1.小林一茶の生い立ち
小林一茶(こばやしいっさ)は、幼い頃から辛い毎日を送っています。でも、後に詠んだ俳句の中には『初夢に 故郷を見て 涙かな』、初夢に故郷が出てきたという句を残しました。幼い頃に辛い思いをしても一茶もやはり人の子、「故郷」は特別な存在のようです。一茶が、どんな子供時代を過ごしたのかを見てみましょう。
1-1小林一茶の誕生
小林一茶は、宝暦13(1763)年に、信濃国水内(みのち)郡柏原(現:長野県上水内郡信濃町柏原)で、父弥五兵衛が31歳、母くにの長男として生まれています。本名は「弥太郎」で、一茶は俳号です。別に、菊明や新羅坊、亜堂などがあり、庵号には二六庵や俳諧寺があります。
一茶の家柄は中級の自作農家で、収入は6石5升あったとか。しかし、標高が高く火山灰地だったため、米はあまりとれず、アワやヒエ、蕎麦などを主に作っていたようです。一茶の母は3歳で亡くなったので、祖母かなに養育されています。しかし、その祖母も亡くなり、8歳の時に病身の父は女手がないと困ると再婚しました。
1-2折り合わない継母と一茶
再婚相手ははつといい、2年後に弟の仙六が誕生します。一茶は、はつから疎んじられる存在になってしまうのです。継母が弟の子守をさせるも、子どもの一茶は遊んでしまいます。すると仙六が泣き出し、どこからか継母が飛んできて、「弟がそんなに憎いのか。」と攻めるのです。そうして、弟を愛子ながら一茶をなじります。しかも、みんなが休んでいる時間に、「藁打ち」の仕事を押し付けられていたとか。
このように屈辱的な毎日を送るうちに、かたくなな性格に変貌し、世の中を斜め目線で見るようになりました。更に、継母は一茶を可愛がらず、次第に敵視し憎むようになったのです。
1-3丁稚奉公にだされる
一茶は15歳の時、父に「ゴタゴタが続いて困る。江戸にいってくれ」といわれます。父は一茶もこのような家庭環境では辛かろうと、一茶を江戸へ奉公にだそうと決めたのですが、一茶は父も自分が邪魔なんだと憎んだのです。最初は不安でしたが、自由になりたいという思いが強くなります。若い頃の一茶は、自分の能力を発揮できる華やかな江戸に魅力を感じたのです。田沼意次が実権を握っていた「重商主義」で、一茶にしてみれば「江戸にいって、一旗揚げてやる!」といった具合でしょうか。

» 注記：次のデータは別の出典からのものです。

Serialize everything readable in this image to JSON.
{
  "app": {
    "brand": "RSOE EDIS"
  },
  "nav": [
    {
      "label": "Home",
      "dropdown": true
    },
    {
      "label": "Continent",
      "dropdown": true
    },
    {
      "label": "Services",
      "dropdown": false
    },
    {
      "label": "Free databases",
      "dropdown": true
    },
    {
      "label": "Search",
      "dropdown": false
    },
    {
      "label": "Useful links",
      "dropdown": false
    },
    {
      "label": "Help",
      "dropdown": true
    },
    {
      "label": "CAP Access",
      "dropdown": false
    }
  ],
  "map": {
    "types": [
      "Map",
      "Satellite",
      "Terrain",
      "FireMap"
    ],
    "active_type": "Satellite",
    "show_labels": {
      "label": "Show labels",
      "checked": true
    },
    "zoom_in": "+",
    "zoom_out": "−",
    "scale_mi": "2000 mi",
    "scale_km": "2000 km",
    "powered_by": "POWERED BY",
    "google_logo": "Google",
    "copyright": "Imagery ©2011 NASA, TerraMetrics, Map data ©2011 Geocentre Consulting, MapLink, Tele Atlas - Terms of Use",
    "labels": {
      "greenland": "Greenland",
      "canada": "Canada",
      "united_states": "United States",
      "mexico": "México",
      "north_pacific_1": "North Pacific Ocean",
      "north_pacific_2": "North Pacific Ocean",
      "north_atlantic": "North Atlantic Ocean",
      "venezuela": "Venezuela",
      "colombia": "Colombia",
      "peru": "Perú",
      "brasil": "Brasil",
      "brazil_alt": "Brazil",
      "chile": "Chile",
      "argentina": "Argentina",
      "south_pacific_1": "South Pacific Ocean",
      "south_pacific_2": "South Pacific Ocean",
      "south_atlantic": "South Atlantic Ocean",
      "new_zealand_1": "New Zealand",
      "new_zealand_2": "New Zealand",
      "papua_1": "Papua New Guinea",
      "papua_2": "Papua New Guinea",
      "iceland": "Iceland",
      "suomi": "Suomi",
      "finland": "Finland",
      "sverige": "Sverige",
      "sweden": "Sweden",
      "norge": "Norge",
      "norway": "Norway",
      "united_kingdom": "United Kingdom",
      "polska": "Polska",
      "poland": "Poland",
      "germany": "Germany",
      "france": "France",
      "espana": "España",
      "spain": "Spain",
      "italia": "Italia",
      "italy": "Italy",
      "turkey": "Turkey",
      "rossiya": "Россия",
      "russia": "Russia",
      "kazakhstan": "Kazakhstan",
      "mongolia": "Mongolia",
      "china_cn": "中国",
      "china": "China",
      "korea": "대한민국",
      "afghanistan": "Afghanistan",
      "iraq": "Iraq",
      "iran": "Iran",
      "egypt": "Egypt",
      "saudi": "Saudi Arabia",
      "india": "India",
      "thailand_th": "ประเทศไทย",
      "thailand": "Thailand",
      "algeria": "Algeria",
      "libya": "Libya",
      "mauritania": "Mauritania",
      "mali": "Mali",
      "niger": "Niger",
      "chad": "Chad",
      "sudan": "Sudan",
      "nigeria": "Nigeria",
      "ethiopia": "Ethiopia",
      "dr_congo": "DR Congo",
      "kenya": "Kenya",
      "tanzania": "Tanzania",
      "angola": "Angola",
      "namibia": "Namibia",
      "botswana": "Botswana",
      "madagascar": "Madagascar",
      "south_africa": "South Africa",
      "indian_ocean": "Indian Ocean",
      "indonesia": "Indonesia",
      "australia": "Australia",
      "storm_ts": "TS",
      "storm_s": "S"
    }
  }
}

安永6(1777)年春に、もうここに戻ることはないのかと思いながら、“花のお江戸”に生きがいを求め向かいます。でも、ここから10年余り、一茶の動静は不明です。
後に書いた『文政句帖』の中に、
「巣なし鳥のかなしさみはただちに塒を迷ひ、そこの軒下に露をしのぎ、かしこの家陰に霜をふせぎ、…くるしき月日送るうちに諧々たる夷ぶりの俳諧を囀りおぼゆ」
と、回想しています。
ちょっと雑学
先ほどご紹介した「初夢に 故郷を見て 涙かな」という俳句。江戸へ丁稚奉公にだされ、俳人として認められるまでの辛い時期に書いたようです。長野県信濃町小丸山公園内にある、一茶記念館の一茶像隣の石に刻まれています。
石川啄木の「ふるさとは、遠くにありて思うもの」という歌が、山河の美しい故郷を懐かしむ物として、よく比較されています。幼い頃に辛い思いをしても一茶もやはり人の子、遠い江戸にいて「家に帰りたい」と思ったのでしょう。
やはり、「故郷」は特別な存在だったようです。辛い立場に立たされると、故郷のいいところばかりを思い出し、悪いことを自然に忘れてしまうのが、人情といったところでしょう。
2.俳人となる
江戸に出た一茶は、片田舎の信州とは別世界の江戸で、カルチャーショックを受けたことは間違いないでしょう。プライドも打ちひしがれ自信を失い、大都会でどう生きたらいいかを、模索し続けたと思います。でも、帰郷できない一茶は、歯を食いしばって江戸で踏ん張らなければならなかったのです。そんな時に出会ったのが、俳句だったのでしょう。